Wednesday, July 19, 2006

Imagine There's No Imagination

Philip Slater, a writer worth reading, observes:

Daniel Pink's recent book, A Whole New Mind points out that left-brain abilities, like physical ones, have been automated and outsourced, that IQ tests predict career success about as well as astrology, and that the important abilities in the future will be things like pattern recognition, empathy, and imagination. This is very unfortunate for us.

Worst of all, we seem to be losing our capacity for imagination.

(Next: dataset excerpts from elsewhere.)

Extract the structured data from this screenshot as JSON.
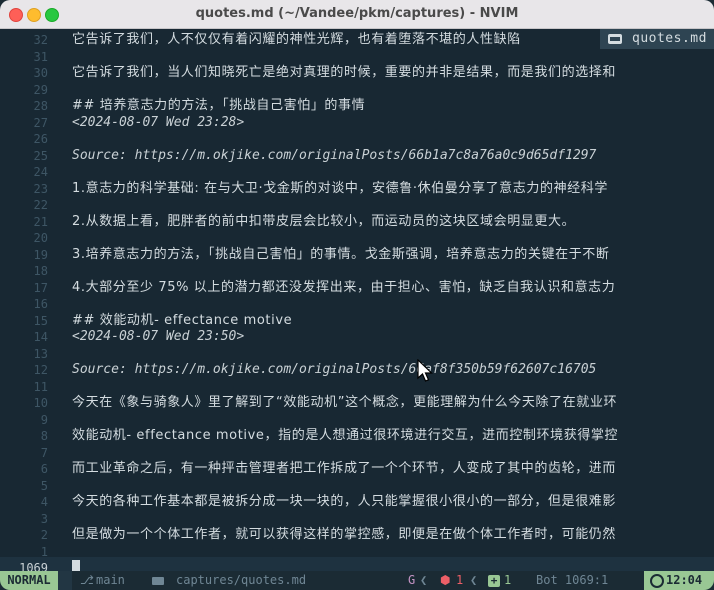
{
  "window": {
    "title": "quotes.md (~/Vandee/pkm/captures) - NVIM"
  },
  "tab": {
    "label": "quotes.md",
    "icon": "markdown-icon"
  },
  "lines": [
    {
      "num": "32",
      "text": "它告诉了我们，人不仅仅有着闪耀的神性光辉，也有着堕落不堪的人性缺陷",
      "kind": "text"
    },
    {
      "num": "31",
      "text": "",
      "kind": "blank"
    },
    {
      "num": "30",
      "text": "它告诉了我们，当人们知晓死亡是绝对真理的时候，重要的并非是结果，而是我们的选择和",
      "kind": "text"
    },
    {
      "num": "29",
      "text": "",
      "kind": "blank"
    },
    {
      "num": "28",
      "text": "## 培养意志力的方法，「挑战自己害怕」的事情",
      "kind": "heading"
    },
    {
      "num": "27",
      "text": "<2024-08-07 Wed 23:28>",
      "kind": "date"
    },
    {
      "num": "26",
      "text": "",
      "kind": "blank"
    },
    {
      "num": "25",
      "text": "Source: https://m.okjike.com/originalPosts/66b1a7c8a76a0c9d65df1297",
      "kind": "source"
    },
    {
      "num": "24",
      "text": "",
      "kind": "blank"
    },
    {
      "num": "23",
      "text": "1.意志力的科学基础: 在与大卫·戈金斯的对谈中，安德鲁·休伯曼分享了意志力的神经科学",
      "kind": "text"
    },
    {
      "num": "22",
      "text": "",
      "kind": "blank"
    },
    {
      "num": "21",
      "text": "2.从数据上看，肥胖者的前中扣带皮层会比较小，而运动员的这块区域会明显更大。",
      "kind": "text"
    },
    {
      "num": "20",
      "text": "",
      "kind": "blank"
    },
    {
      "num": "19",
      "text": "3.培养意志力的方法，「挑战自己害怕」的事情。戈金斯强调，培养意志力的关键在于不断",
      "kind": "text"
    },
    {
      "num": "18",
      "text": "",
      "kind": "blank"
    },
    {
      "num": "17",
      "text": "4.大部分至少 75% 以上的潜力都还没发挥出来，由于担心、害怕，缺乏自我认识和意志力",
      "kind": "text"
    },
    {
      "num": "16",
      "text": "",
      "kind": "blank"
    },
    {
      "num": "15",
      "text": "## 效能动机- effectance motive",
      "kind": "heading"
    },
    {
      "num": "14",
      "text": "<2024-08-07 Wed 23:50>",
      "kind": "date"
    },
    {
      "num": "13",
      "text": "",
      "kind": "blank"
    },
    {
      "num": "12",
      "text": "Source: https://m.okjike.com/originalPosts/66af8f350b59f62607c16705",
      "kind": "source"
    },
    {
      "num": "11",
      "text": "",
      "kind": "blank"
    },
    {
      "num": "10",
      "text": "今天在《象与骑象人》里了解到了“效能动机”这个概念，更能理解为什么今天除了在就业环",
      "kind": "text"
    },
    {
      "num": "9",
      "text": "",
      "kind": "blank"
    },
    {
      "num": "8",
      "text": "效能动机- effectance motive，指的是人想通过很环境进行交互，进而控制环境获得掌控",
      "kind": "text"
    },
    {
      "num": "7",
      "text": "",
      "kind": "blank"
    },
    {
      "num": "6",
      "text": "而工业革命之后，有一种抨击管理者把工作拆成了一个个环节，人变成了其中的齿轮，进而",
      "kind": "text"
    },
    {
      "num": "5",
      "text": "",
      "kind": "blank"
    },
    {
      "num": "4",
      "text": "今天的各种工作基本都是被拆分成一块一块的，人只能掌握很小很小的一部分，但是很难影",
      "kind": "text"
    },
    {
      "num": "3",
      "text": "",
      "kind": "blank"
    },
    {
      "num": "2",
      "text": "但是做为一个个体工作者，就可以获得这样的掌控感，即便是在做个体工作者时，可能仍然",
      "kind": "text"
    },
    {
      "num": "1",
      "text": "",
      "kind": "blank"
    }
  ],
  "current_line": {
    "num": "1069",
    "text": ""
  },
  "status": {
    "mode": "NORMAL",
    "branch_icon": "git-branch-icon",
    "branch": "main",
    "file_icon": "file-icon",
    "filepath": "captures/quotes.md",
    "git_letter": "G",
    "error_count": "1",
    "add_count": "1",
    "position": "Bot 1069:1",
    "time": "12:04",
    "colors": {
      "mode_bg": "#99c794",
      "error": "#ec5f67",
      "git": "#c594c5",
      "bg": "#182833"
    }
  }
}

Slater's evidence is anecdotal but chilling in a Jay Leno sort of way. For example, these examples of high school students struggling with an assignment to use simile and metaphor:

"Her eyes were like two brown circles with big black dots in the center."
"The red brick wall was the color of a brick-red Crayola crayon."
"John and Mary had never met. They were like two hummingbirds who had also never met."

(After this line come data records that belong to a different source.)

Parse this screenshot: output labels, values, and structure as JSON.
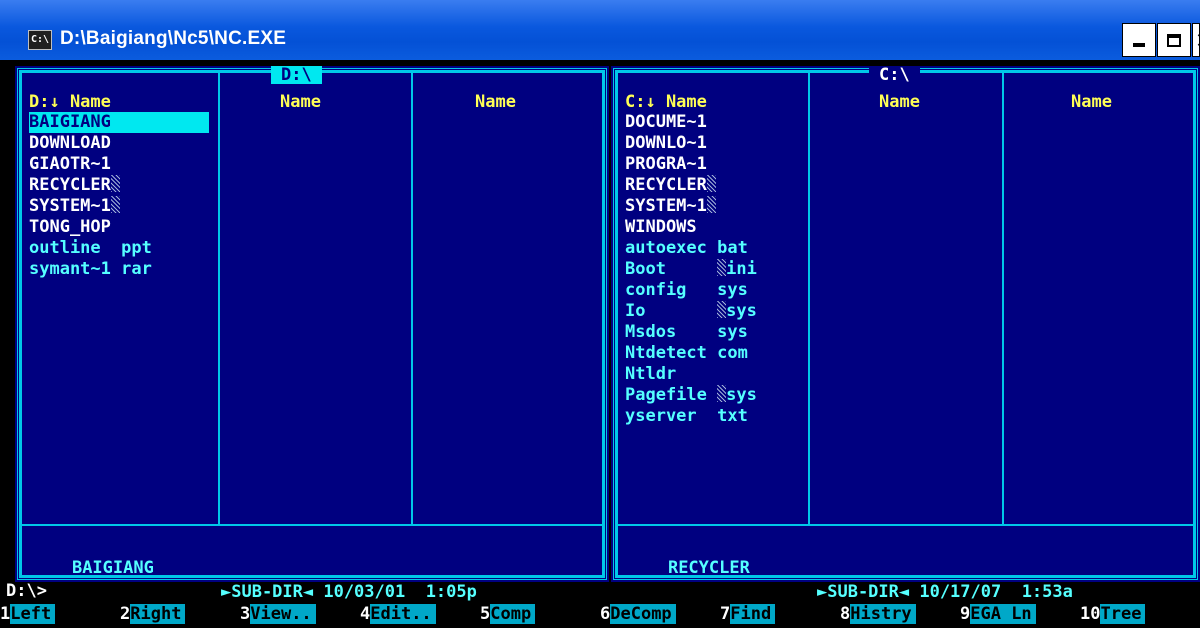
{
  "window": {
    "title": "D:\\Baigiang\\Nc5\\NC.EXE",
    "icon_text": "C:\\",
    "min_glyph": "",
    "max_glyph": "",
    "close_glyph": "×"
  },
  "colors": {
    "panel_bg": "#000080",
    "frame": "#00c8e8",
    "header": "#ffff55",
    "file": "#55ffff",
    "selection": "#00e8f0"
  },
  "left_panel": {
    "title": "D:\\",
    "col_headers": [
      "D:↓ Name",
      "Name",
      "Name"
    ],
    "files": [
      {
        "name": "BAIGIANG",
        "dir": true,
        "selected": true
      },
      {
        "name": "DOWNLOAD",
        "dir": true
      },
      {
        "name": "GIAOTR~1",
        "dir": true
      },
      {
        "name": "RECYCLER",
        "dir": true,
        "shade": true
      },
      {
        "name": "SYSTEM~1",
        "dir": true,
        "shade": true
      },
      {
        "name": "TONG_HOP",
        "dir": true
      },
      {
        "name": "outline  ppt"
      },
      {
        "name": "symant~1 rar"
      }
    ],
    "status_name": "BAIGIANG",
    "status_info": "►SUB-DIR◄ 10/03/01  1:05p"
  },
  "right_panel": {
    "title": "C:\\",
    "col_headers": [
      "C:↓ Name",
      "Name",
      "Name"
    ],
    "files": [
      {
        "name": "DOCUME~1",
        "dir": true
      },
      {
        "name": "DOWNLO~1",
        "dir": true
      },
      {
        "name": "PROGRA~1",
        "dir": true
      },
      {
        "name": "RECYCLER",
        "dir": true,
        "shade": true
      },
      {
        "name": "SYSTEM~1",
        "dir": true,
        "shade": true
      },
      {
        "name": "WINDOWS",
        "dir": true
      },
      {
        "name": "autoexec bat"
      },
      {
        "name": "Boot     ",
        "ext": "ini",
        "shade": true
      },
      {
        "name": "config   sys"
      },
      {
        "name": "Io       ",
        "ext": "sys",
        "shade": true
      },
      {
        "name": "Msdos    sys"
      },
      {
        "name": "Ntdetect com"
      },
      {
        "name": "Ntldr"
      },
      {
        "name": "Pagefile ",
        "ext": "sys",
        "shade": true
      },
      {
        "name": "yserver  txt"
      }
    ],
    "status_name": "RECYCLER",
    "status_info": "►SUB-DIR◄ 10/17/07  1:53a"
  },
  "prompt": "D:\\>",
  "function_keys": [
    {
      "num": "1",
      "label": "Left"
    },
    {
      "num": "2",
      "label": "Right"
    },
    {
      "num": "3",
      "label": "View.."
    },
    {
      "num": "4",
      "label": "Edit.."
    },
    {
      "num": "5",
      "label": "Comp"
    },
    {
      "num": "6",
      "label": "DeComp"
    },
    {
      "num": "7",
      "label": "Find"
    },
    {
      "num": "8",
      "label": "Histry"
    },
    {
      "num": "9",
      "label": "EGA Ln"
    },
    {
      "num": "10",
      "label": "Tree"
    }
  ]
}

If imagination is endangered, so is the future. Pattern recognition is imagination applied to past, present or future, but all we have of the future is what we can imagine. Jung comes close to saying--and James Hillman says it outright--that the human imagination and the human soul are the same. From imagination come empathy, altruism and the cooperation that enables civilization and the continued life of the planet. Imagination is how we understand our feelings of kinship with each other and the world that sustains us.

Here's another writer definitely worth reading, Barry Lopez, from a terrific interview in The Sun Magazine:

How can I help? The one thing I know how to do, I think, is turn a pattern I see into language. I like to go a long ways away, try to recognize a human pattern there, and then put it in an accessible form for people at home, so they might recognize the outline of what’s been troubling them and figure out what to do about it.

That's the function of imagination that we use in very practical ways all the time.

It's hard however to look at the extreme rabid rightists and fault them for complete lack of imagination. Among their current fantasies is believing the moron in chief when he refers to a group of stem cells smaller than the period at the end of this sentence, which have no independent life and are destined for disposal, as "boys and girls."

That's his reason for exercising his first veto, to prevent stem cells from being used in research that is likely to mitigate suffering and save actual lives of real boys and girls. But then that's the chief use, or misuse, of the imagination on the Rabid Right: to lie, cynically and often, for the political advantage that keeps them in power and puts money in the hands of their pals and themselves. It doesn't take much imagination to see that.